Published: 01/12/2005 Volume 115 No. 5984 Page 19

Eligibility criteria for NHS-funded nursing home care is causing unfair discrepancies.

And It is time to iron out the anomalies NHS long-stay care has changed radically. In the process, detailed criteria have been established to determine who is eligible to receive NHS-funded nursing home or domiciliary care.

These criteria embody some questionable definitions of healthcare.

Consider the outcome of NHS continuing care assessments for three (fictional but credible) nursing home residents. All suffered from dementia, have experienced stroke, and were unable to walk, or stand unaided. They all had some difficulty swallowing, were doubly incontinent, and had fits.

Mrs A's condition fluctuated so her care and treatment needed regular adjustments. This meant that she was judged to be entitled to free NHS care.

With Mr B and Mrs C, their primary need was judged to be for social care, not healthcare, on the grounds that their condition was one of stable and predictable decline, and so were deemed ineligible for NHS funding.

As a result of these decisions, Mrs A's nursing home costs were met in full by the NHS. The other two had small amounts of savings so had to meet weekly charges of nearly£500.

Families in this position, and the organisations that support them, argue that small distinctions in nursing needs are not a reasonable basis for decisions with such large financial consequences.

They question how these distinctions would have applied to the woman whose Appeal Court case significantly influenced the construction of NHS guidance.
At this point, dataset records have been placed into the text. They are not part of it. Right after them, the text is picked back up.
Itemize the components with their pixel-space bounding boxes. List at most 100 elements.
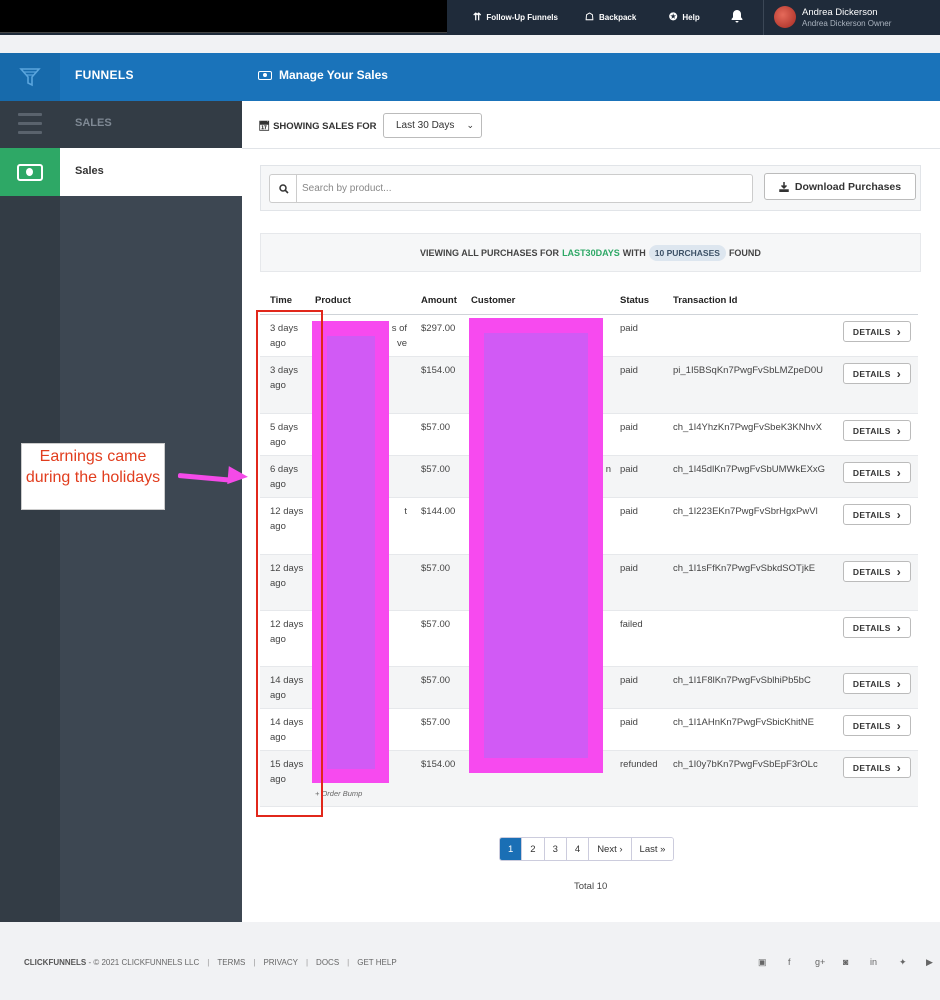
- column-header-status[interactable]: Status: [620, 295, 649, 306]
- footer-separator: |: [305, 958, 309, 967]
- search-placeholder: Search by product...: [302, 183, 392, 194]
- column-header-time[interactable]: Time: [270, 295, 292, 306]
- google-plus-icon[interactable]: g+: [815, 957, 825, 967]
- search-icon: [278, 183, 289, 194]
- details-button[interactable]: DETAILS ›: [843, 757, 911, 778]
- redaction-customer-inner: [484, 333, 588, 758]
- funnel-logo-cell[interactable]: [0, 53, 60, 101]
- column-header-customer[interactable]: Customer: [471, 295, 515, 306]
- backpack-label: Backpack: [598, 13, 637, 22]
- cell-transaction-id: ch_1I0y7bKn7PwgFvSbEpF3rOLc: [673, 759, 818, 770]
- header-bar: [0, 53, 940, 101]
- annotation-arrow-head: [227, 466, 249, 486]
- time-column-highlight: [256, 310, 323, 817]
- footer: CLICKFUNNELS - © 2021 CLICKFUNNELS LLC |…: [24, 958, 397, 967]
- avatar[interactable]: [774, 6, 796, 28]
- sidebar-item-sales[interactable]: Sales: [60, 148, 242, 196]
- cell-transaction-id: ch_1I223EKn7PwgFvSbrHgxPwVl: [673, 506, 818, 517]
- last-page-button[interactable]: Last »: [631, 838, 674, 860]
- sidebar-item-label: Sales: [75, 165, 104, 177]
- redacted-logo-area: [0, 0, 447, 33]
- user-divider: [763, 0, 764, 35]
- cash-icon: [17, 163, 43, 181]
- search-input[interactable]: Search by product...: [296, 174, 753, 203]
- column-header-amount[interactable]: Amount: [421, 295, 457, 306]
- backpack-icon: ☖: [585, 12, 594, 23]
- next-page-button[interactable]: Next ›: [589, 838, 632, 860]
- help-link[interactable]: ✪ Help: [669, 0, 700, 35]
- cell-status: paid: [620, 323, 638, 334]
- total-count: Total 10: [574, 881, 608, 892]
- instagram-icon[interactable]: ◙: [843, 957, 848, 967]
- details-button[interactable]: DETAILS ›: [843, 673, 911, 694]
- funnels-title[interactable]: FUNNELS: [75, 68, 134, 82]
- cell-amount: $297.00: [421, 323, 456, 334]
- facebook-icon[interactable]: f: [788, 957, 791, 967]
- youtube-icon[interactable]: ▶: [926, 957, 933, 968]
- details-button[interactable]: DETAILS ›: [843, 321, 911, 342]
- details-button[interactable]: DETAILS ›: [843, 715, 911, 736]
- footer-privacy-link[interactable]: PRIVACY: [263, 958, 298, 967]
- search-button[interactable]: [269, 174, 297, 203]
- chevron-right-icon: ›: [896, 507, 902, 522]
- column-header-product[interactable]: Product: [315, 295, 351, 306]
- chevron-double-up-icon: ⇈: [473, 12, 482, 23]
- user-name[interactable]: Andrea Dickerson: [802, 7, 878, 18]
- page-4-button[interactable]: 4: [566, 838, 590, 860]
- divider: [242, 148, 940, 149]
- purchase-count-badge: 10 PURCHASES: [648, 244, 726, 261]
- column-header-transaction-id[interactable]: Transaction Id: [673, 295, 737, 306]
- footer-separator: |: [347, 958, 350, 967]
- sidebar-nav: [60, 101, 242, 922]
- details-label: DETAILS: [852, 720, 891, 731]
- summary-period: LAST30DAYS: [562, 247, 620, 258]
- cell-amount: $57.00: [421, 464, 451, 475]
- follow-up-funnels-link[interactable]: ⇈ Follow-Up Funnels: [473, 0, 558, 35]
- details-button[interactable]: DETAILS ›: [843, 561, 911, 582]
- details-button[interactable]: DETAILS ›: [843, 504, 911, 525]
- menu-icon[interactable]: [18, 113, 42, 135]
- top-bar: [0, 0, 940, 35]
- chevron-right-icon: ›: [896, 760, 902, 775]
- footer-docs-link[interactable]: DOCS: [316, 958, 339, 967]
- page-3-button[interactable]: 3: [544, 838, 567, 860]
- cell-transaction-id: ch_1I1AHnKn7PwgFvSbicKhitNE: [673, 717, 814, 728]
- linkedin-icon[interactable]: in: [870, 957, 877, 967]
- help-label: Help: [682, 13, 700, 22]
- sidebar-sales-icon-cell[interactable]: [0, 148, 60, 196]
- date-range-select[interactable]: Last 30 Days ⌄: [383, 113, 482, 138]
- download-icon: [779, 181, 789, 192]
- details-label: DETAILS: [852, 326, 891, 337]
- cell-amount: $57.00: [421, 675, 451, 686]
- download-purchases-label: Download Purchases: [794, 180, 902, 193]
- chevron-right-icon: ›: [896, 676, 902, 691]
- date-range-value: Last 30 Days: [396, 120, 455, 131]
- twitter-icon[interactable]: ✦: [899, 957, 907, 968]
- details-button[interactable]: DETAILS ›: [843, 363, 911, 384]
- footer-terms-link[interactable]: TERMS: [217, 958, 245, 967]
- page-title: Manage Your Sales: [258, 68, 388, 82]
- details-label: DETAILS: [852, 368, 891, 379]
- funnel-icon: [19, 68, 41, 87]
- page-1-button[interactable]: 1: [500, 838, 523, 860]
- download-purchases-button[interactable]: Download Purchases: [764, 173, 916, 200]
- cell-status: paid: [620, 717, 638, 728]
- details-button[interactable]: DETAILS ›: [843, 617, 911, 638]
- footer-get-help-link[interactable]: GET HELP: [357, 958, 396, 967]
- showing-sales-label: 📅︎ SHOWING SALES FOR: [258, 121, 377, 132]
- purchases-summary: VIEWING ALL PURCHASES FOR LAST30DAYS WIT…: [260, 233, 921, 272]
- backpack-link[interactable]: ☖ Backpack: [585, 0, 636, 35]
- footer-separator: |: [207, 958, 210, 967]
- chevron-right-icon: ›: [896, 423, 902, 438]
- notifications-bell-icon[interactable]: [730, 9, 744, 23]
- page-2-button[interactable]: 2: [522, 838, 545, 860]
- details-label: DETAILS: [852, 425, 891, 436]
- details-label: DETAILS: [852, 509, 891, 520]
- cell-status: paid: [620, 675, 638, 686]
- footer-brand: CLICKFUNNELS: [24, 958, 87, 967]
- details-button[interactable]: DETAILS ›: [843, 462, 911, 483]
- cell-transaction-id: ch_1I1sFfKn7PwgFvSbkdSOTjkE: [673, 563, 816, 574]
- blog-icon[interactable]: ▣: [758, 957, 767, 968]
- details-button[interactable]: DETAILS ›: [843, 420, 911, 441]
- cell-amount: $154.00: [421, 365, 456, 376]
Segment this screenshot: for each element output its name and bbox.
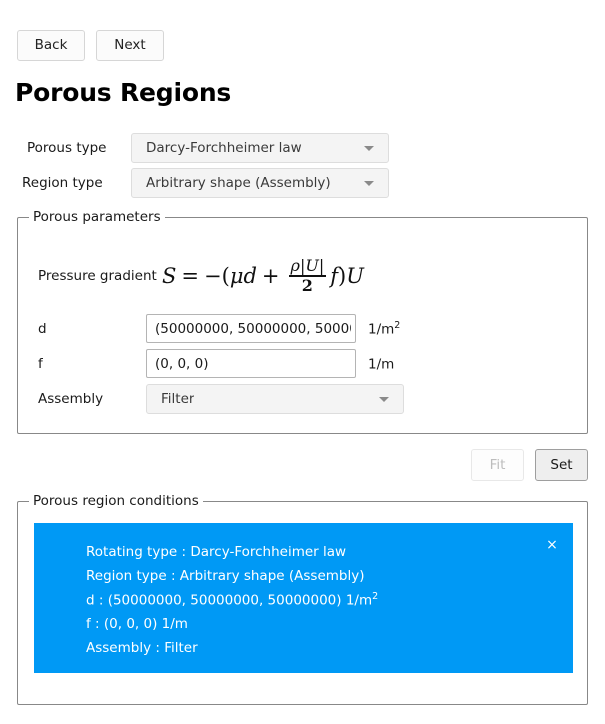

There is particular bitterness when a resident ceases to be eligible because of increasing frailty.

Meanwhile, finance directors note the increasing numbers of successful applications and ask where the money is going to be found to pay for them.

The Department of Health has responded to criticism by looking to establish national guidelines and improve assessment-training to reduce a 'post-code lottery' element.

While welcome, this is effectively tinkering with an outdated model. What is needed are rules that robustly define the limits of NHS responsibility in a world where much long-stay care has moved out of hospitals.

There are three principles with the potential to affordably transform eligibility criteria.

. Eligibility assessments should be based on the extent of individual morbidity, not on questions of whether an individual's condition is stable.

. The personal care of people who need nursing care is an NHS responsibility, and should be provided free at the point of use, whatever the setting.

. No-one is entitled to have the accommodation cost element of longstay care provided free by the NHS (this is the most contentious of the three).

What would be the impact on the three fictional residents described earlier if these principles were adopted?

Mrs A would have to pay for the accommodation element of her care.

The other two would receive additional funding from the NHS to cover the costs of personal care as well as registered nursing care. If all were self-funding, all would pay the same charges.

For the NHS, with every nursing home resident treated in the same way, the reason for continuing care assessments would largely disappear.

Overall, the result would be a more equitable, less bureaucratic, and potentially affordable system - a considerable improvement on the current situation.

The author, who is writing anonymously, has chaired a number of NHS continuing care restitution appeal panels, both as a primary care trust non-executive director and as an independent chair.